Les polémiques  qui précèdent l’ouverture  de la 76 e édition,  qui se déroule de ce mardi 16  au 27 mai, font  émerger la question.

FABIENNE BRADFER envoyée spéciale à cannes 

Alors que le Festival de Cannes s’apprête à vivre intensément, passionnément sa 76 e édition, au moment même où l’actrice Adèle Haenel, jeune fille en feu, se casse définitivement du cinéma «pour dénoncer la complaisance généralisée du métier vis-à-vis des agresseurs sexuels», les polémiques sont déjà là. 

Il y a cette affiche en noir et blanc de Catherine Deneuve, icône jamais figée du cinéma français, saisie en pleine jeunesse, sur le tournage de  La chamade, d’Alain Cavalier. Très belle. Rétro ? Réac ? Anti-féministe ? En 1971, elle était une des 343 salopes avec Marguerite Duras et Françoise Sagan à signer le manifeste « Je me suis fait avorter » écrit par Simone de Beauvoir pour appeler à la légalisation de l’avortement. Mais en 2018, elle cosigne une tribune dans  Le Monde dans laquelle une centaine de femmes revendiquent « le droit d’être importunées » en réaction à #balancetonporc et « le puritanisme, la délation et toute justice expéditive ». Question de génération ? 

Il y a ce film d’ouverture,  Jeanne du Barry, de Maïwenn, qui met en vedette Johnny Depp, accusé de violences conjugales. Entre lui et son ex-compagne Amber Heard, la justice a tranché : un procès gagné, un procès perdu. La star américaine,  persona non grata à Hollywood, montera les marches. Huées ou applaudissements ? Maïwenn, elle-même, est visée par une plainte pour avoir agressé le journaliste de Mediapart Edwy Plenel dans un restaurant. 

Il y a aussi la sélection du film  Le retour, de Catherine Corsini, qui est visée par des accusations de harcèlement sur le tournage (ce qu’elle dément) et a vu ses aides publiques accordées par le CNC (Centre national du cinéma) retirées pour infraction à la législation sur la protection des comédiens mineurs. 

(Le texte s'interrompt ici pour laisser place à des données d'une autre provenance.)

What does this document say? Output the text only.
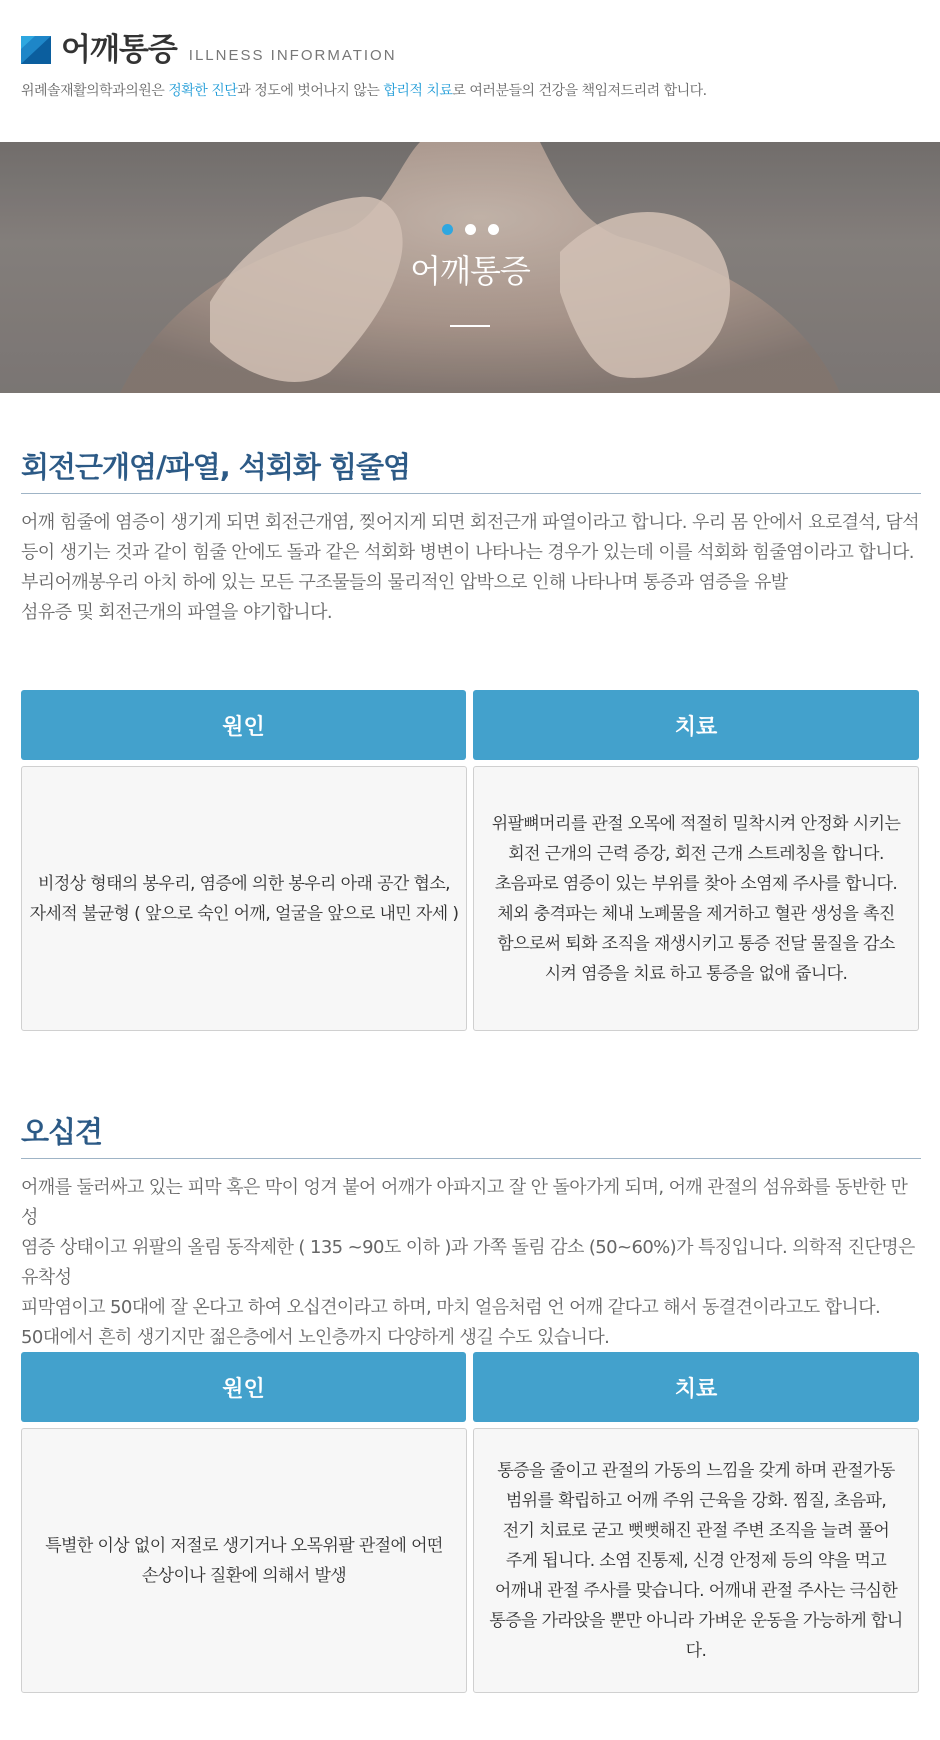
어깨통증 ILLNESS INFORMATION
위례솔재활의학과의원은 정확한 진단과 정도에 벗어나지 않는 합리적 치료로 여러분들의 건강을 책임져드리려 합니다.
어깨통증
회전근개염/파열, 석회화 힘줄염
어깨 힘줄에 염증이 생기게 되면 회전근개염, 찢어지게 되면 회전근개 파열이라고 합니다. 우리 몸 안에서 요로결석, 담석
등이 생기는 것과 같이 힘줄 안에도 돌과 같은 석회화 병변이 나타나는 경우가 있는데 이를 석회화 힘줄염이라고 합니다.
부리어깨봉우리 아치 하에 있는 모든 구조물들의 물리적인 압박으로 인해 나타나며 통증과 염증을 유발
섬유증 및 회전근개의 파열을 야기합니다.
원인	치료
비정상 형태의 봉우리, 염증에 의한 봉우리 아래 공간 협소,
자세적 불균형 ( 앞으로 숙인 어깨, 얼굴을 앞으로 내민 자세 )
위팔뼈머리를 관절 오목에 적절히 밀착시켜 안정화 시키는
회전 근개의 근력 증강, 회전 근개 스트레칭을 합니다.
초음파로 염증이 있는 부위를 찾아 소염제 주사를 합니다.
체외 충격파는 체내 노폐물을 제거하고 혈관 생성을 촉진
함으로써 퇴화 조직을 재생시키고 통증 전달 물질을 감소
시켜 염증을 치료 하고 통증을 없애 줍니다.
오십견
어깨를 둘러싸고 있는 피막 혹은 막이 엉겨 붙어 어깨가 아파지고 잘 안 돌아가게 되며, 어깨 관절의 섬유화를 동반한 만성
염증 상태이고 위팔의 올림 동작제한 ( 135 ~90도 이하 )과 가쪽 돌림 감소 (50~60%)가 특징입니다. 의학적 진단명은 유착성
피막염이고 50대에 잘 온다고 하여 오십견이라고 하며, 마치 얼음처럼 언 어깨 같다고 해서 동결견이라고도 합니다.
50대에서 흔히 생기지만 젊은층에서 노인층까지 다양하게 생길 수도 있습니다.
원인	치료
특별한 이상 없이 저절로 생기거나 오목위팔 관절에 어떤
손상이나 질환에 의해서 발생
통증을 줄이고 관절의 가동의 느낌을 갖게 하며 관절가동
범위를 확립하고 어깨 주위 근육을 강화. 찜질, 초음파,
전기 치료로 굳고 뻣뻣해진 관절 주변 조직을 늘려 풀어
주게 됩니다. 소염 진통제, 신경 안정제 등의 약을 먹고
어깨내 관절 주사를 맞습니다. 어깨내 관절 주사는 극심한
통증을 가라앉을 뿐만 아니라 가벼운 운동을 가능하게 합니다.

Une évidence, une nécessité

Devant la presse internationale, la veille de l’ouverture, le délégué général Thierry Frémaux a eu cette phrase… « J’ai une seule ligne de conduite : la liberté de penser, de s’exprimer et d’agir dans le cadre de la loi. » Dans le communiqué expliquant le choix de l’affiche de cette 76 e édition, les organisateurs déclaraient ce qui suit. « Catherine Deneuve est ce que le cinéma doit se souvenir d’être : insaisissable, audacieux, irrévérencieux. Une évidence. Une nécessité. » Le plus grand festival du monde est-il à la hauteur de ces mots ? On répond un grand oui. 

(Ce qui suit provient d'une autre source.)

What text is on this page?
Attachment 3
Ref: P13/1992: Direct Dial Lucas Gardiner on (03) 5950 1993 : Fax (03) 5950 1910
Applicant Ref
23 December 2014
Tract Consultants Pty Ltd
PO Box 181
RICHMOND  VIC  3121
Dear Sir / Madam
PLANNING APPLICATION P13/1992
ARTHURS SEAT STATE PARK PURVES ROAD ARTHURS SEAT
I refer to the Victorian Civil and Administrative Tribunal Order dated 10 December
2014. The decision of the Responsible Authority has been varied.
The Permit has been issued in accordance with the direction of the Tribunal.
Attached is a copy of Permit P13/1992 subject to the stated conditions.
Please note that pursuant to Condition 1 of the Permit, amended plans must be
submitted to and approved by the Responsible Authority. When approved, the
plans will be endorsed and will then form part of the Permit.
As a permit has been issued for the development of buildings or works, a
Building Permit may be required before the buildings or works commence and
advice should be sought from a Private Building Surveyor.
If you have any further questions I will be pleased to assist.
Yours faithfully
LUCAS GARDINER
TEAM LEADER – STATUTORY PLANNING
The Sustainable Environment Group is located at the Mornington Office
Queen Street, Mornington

Organe vivant toujours fidèle à sa vocation fondatrice de faire émerger des nouveaux talents et de défendre la liberté d’expression, lieu d’accueil des audaces formelles, savant équilibre entre les questions de l’époque et l’état du cinéma mondial, le festival ne cesse de se réinventer. C’est ainsi que sont nées les sections parallèles Un certain Regard (sélection d’œuvres audacieuses et originales de cinéastes encore peu connus), La Semaine de la critique (découverte de jeunes talents à travers leur premier ou deuxième long métrage) et La Quinzaine des réalisateurs (œuvres formellement innovantes et inattendues) devenue en 2022 Quinzaine des cinéastes par souci de parité, dans le grand chambardement des années 60. 

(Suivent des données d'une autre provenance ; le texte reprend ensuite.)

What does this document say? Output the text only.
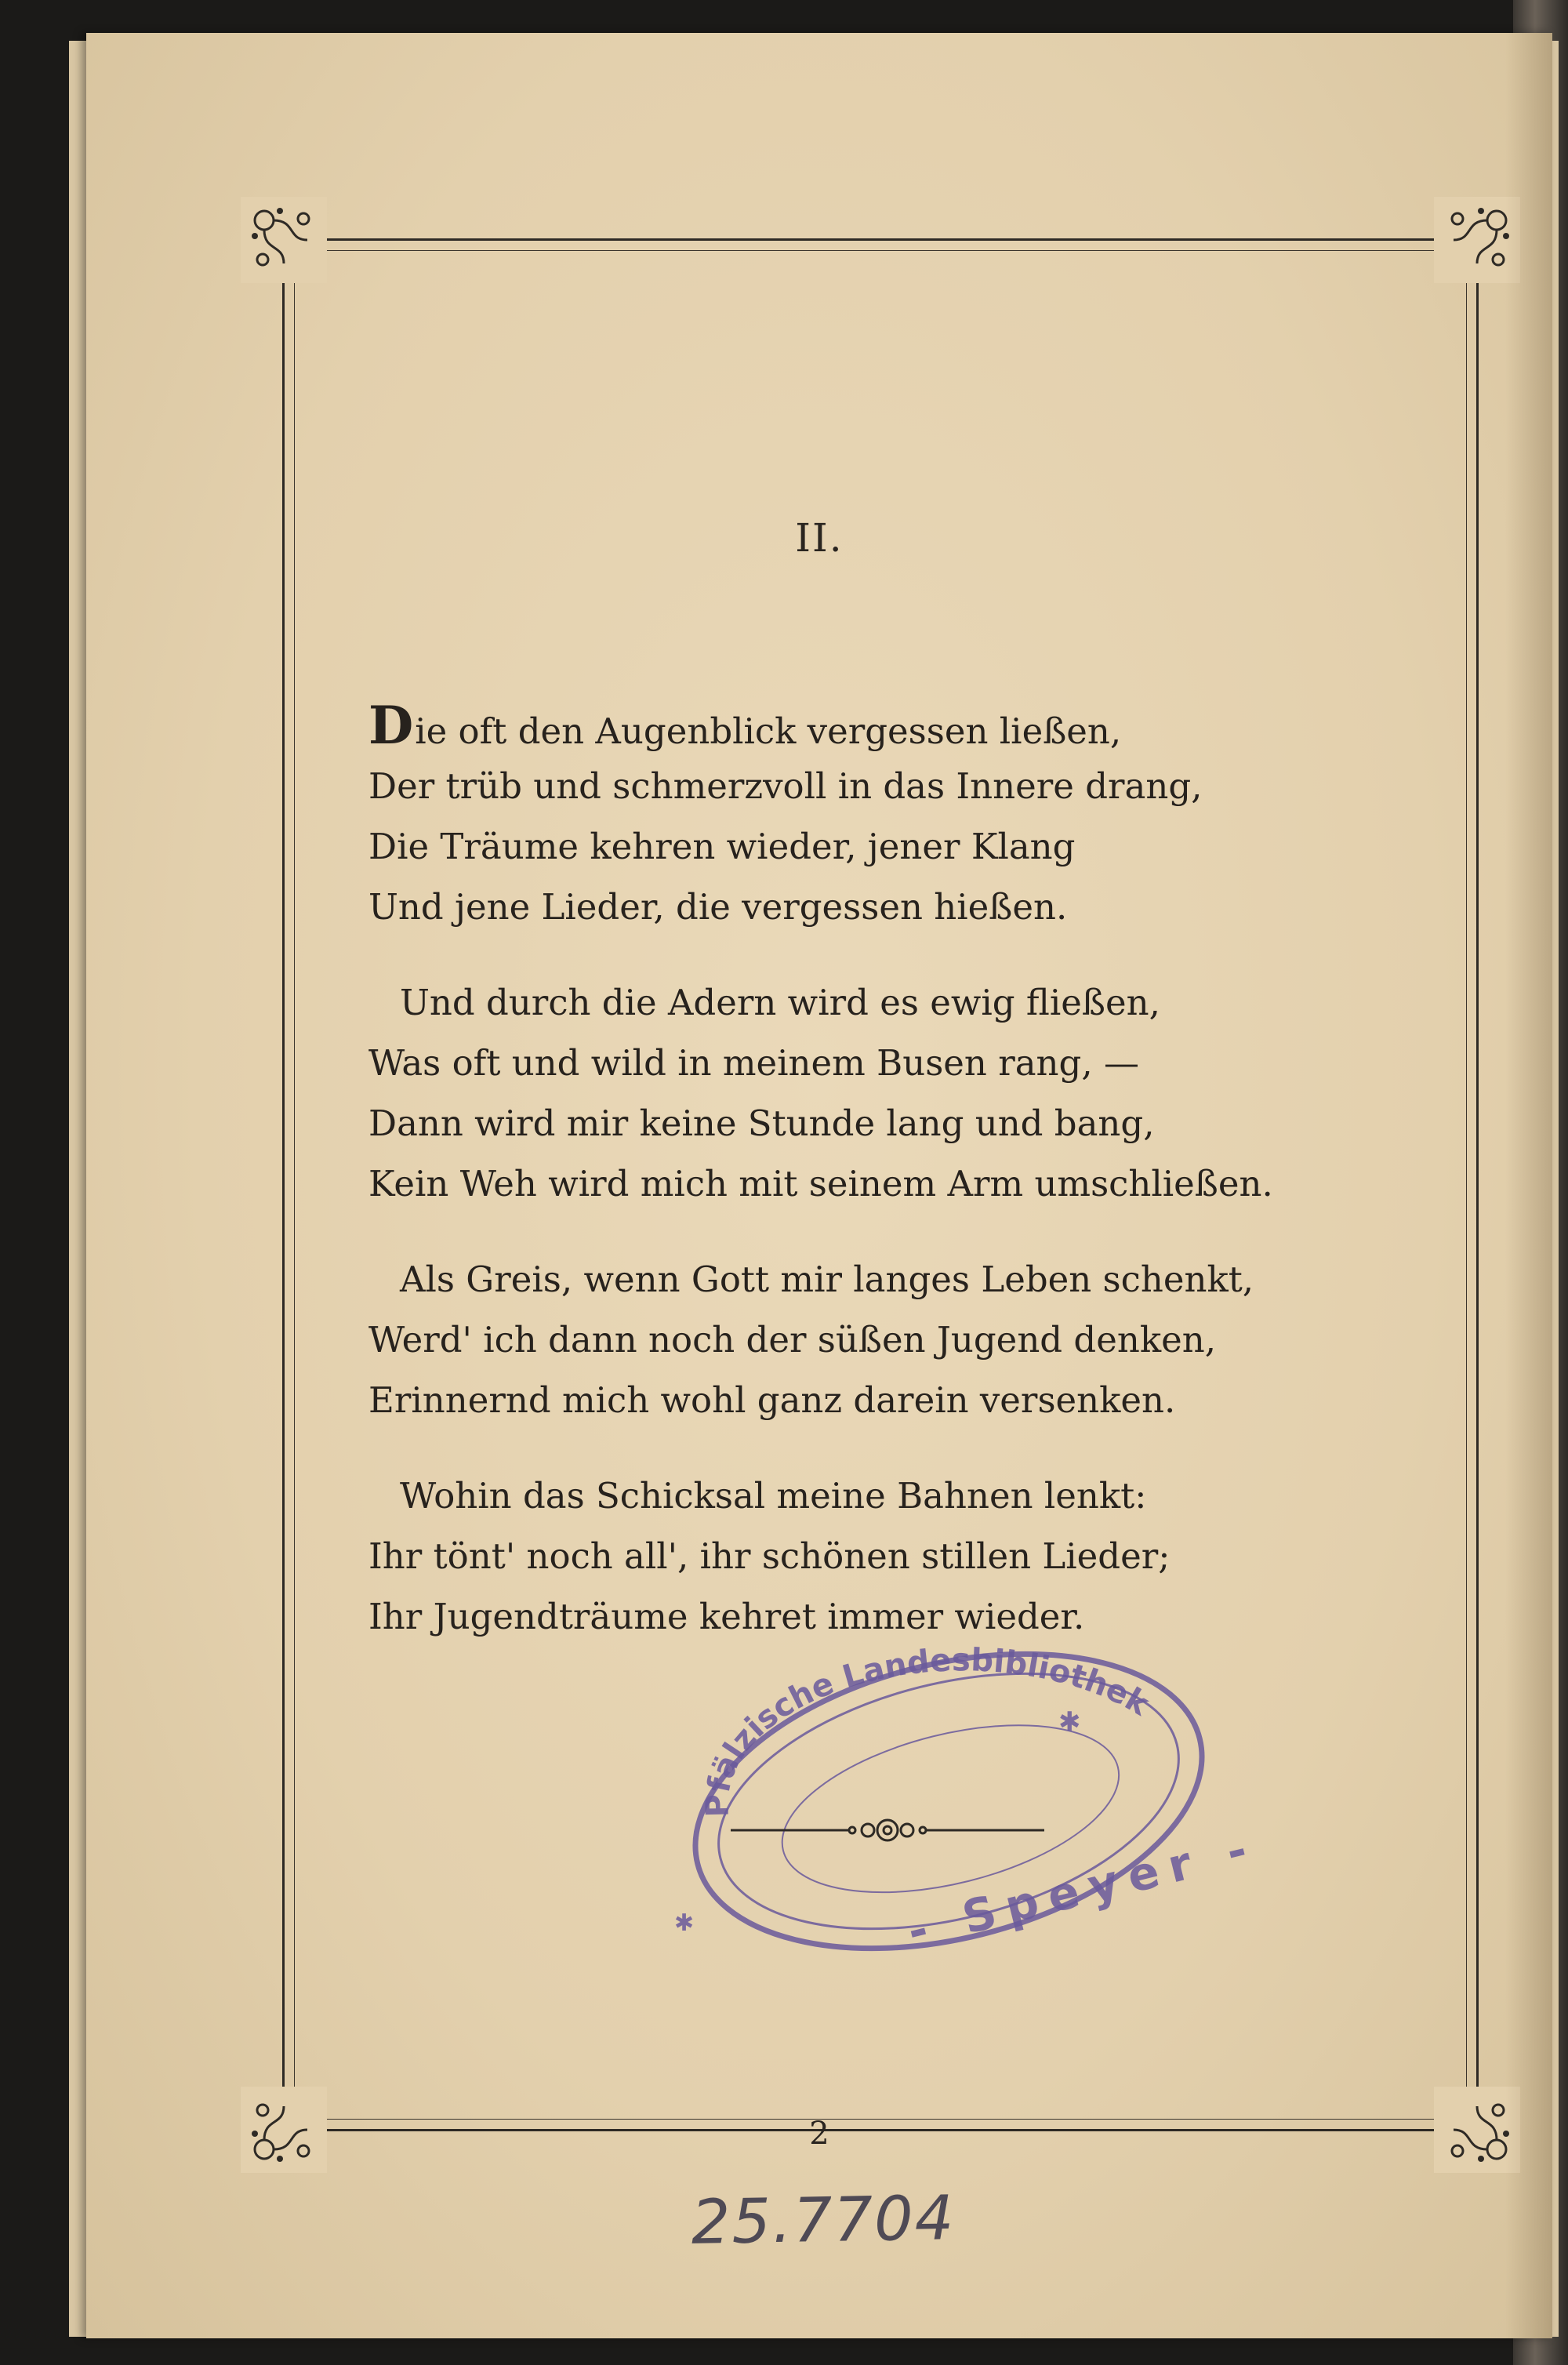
II.
Die oft den Augenblick vergessen ließen,
Der trüb und schmerzvoll in das Innere drang,
Die Träume kehren wieder, jener Klang
Und jene Lieder, die vergessen hießen.
Und durch die Adern wird es ewig fließen,
Was oft und wild in meinem Busen rang, —
Dann wird mir keine Stunde lang und bang,
Kein Weh wird mich mit seinem Arm umschließen.
Als Greis, wenn Gott mir langes Leben schenkt,
Werd' ich dann noch der süßen Jugend denken,
Erinnernd mich wohl ganz darein versenken.
Wohin das Schicksal meine Bahnen lenkt:
Ihr tönt' noch all', ihr schönen stillen Lieder;
Ihr Jugendträume kehret immer wieder.
Pfälzische Landesbibliothek
- Speyer -
✱
✱
2
25.7704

C’est dans cet état d’esprit qu’a été initiée La Caméra d’or qui récompense un premier long métrage, toutes sections confondues. Cette année, par exemple, si la compétition comprend cinq cinéastes qui ont déjà reçu une Palme d’Or, Un certain Regard présente huit premiers films sur 18. Avec Thierry Frémaux, en poste depuis 20 ans, la volonté est aussi d’encourager la cinéphilie, de favoriser la transmission à travers de nouvelles sections comme Cannes Classics (films de patrimoine) et Cannes Premières (nouveaux films de cinéastes confirmés) ainsi que l’opération « Trois jours à Cannes » (invitation pour des jeunes de 18 à 28 ans en provenance du monde entier). Et le fait de nouer un partenariat avec TikTok depuis deux ans, c’est aussi pour sensibiliser le public jeune et international. 

Mais Thierry Frémaux maintient son soutien ferme à la diffusion des films en salle, avant les plateformes. Et revendique l’obligation que tout film d’ouverture doit sortir en même temps dans les salles de cinéma en France.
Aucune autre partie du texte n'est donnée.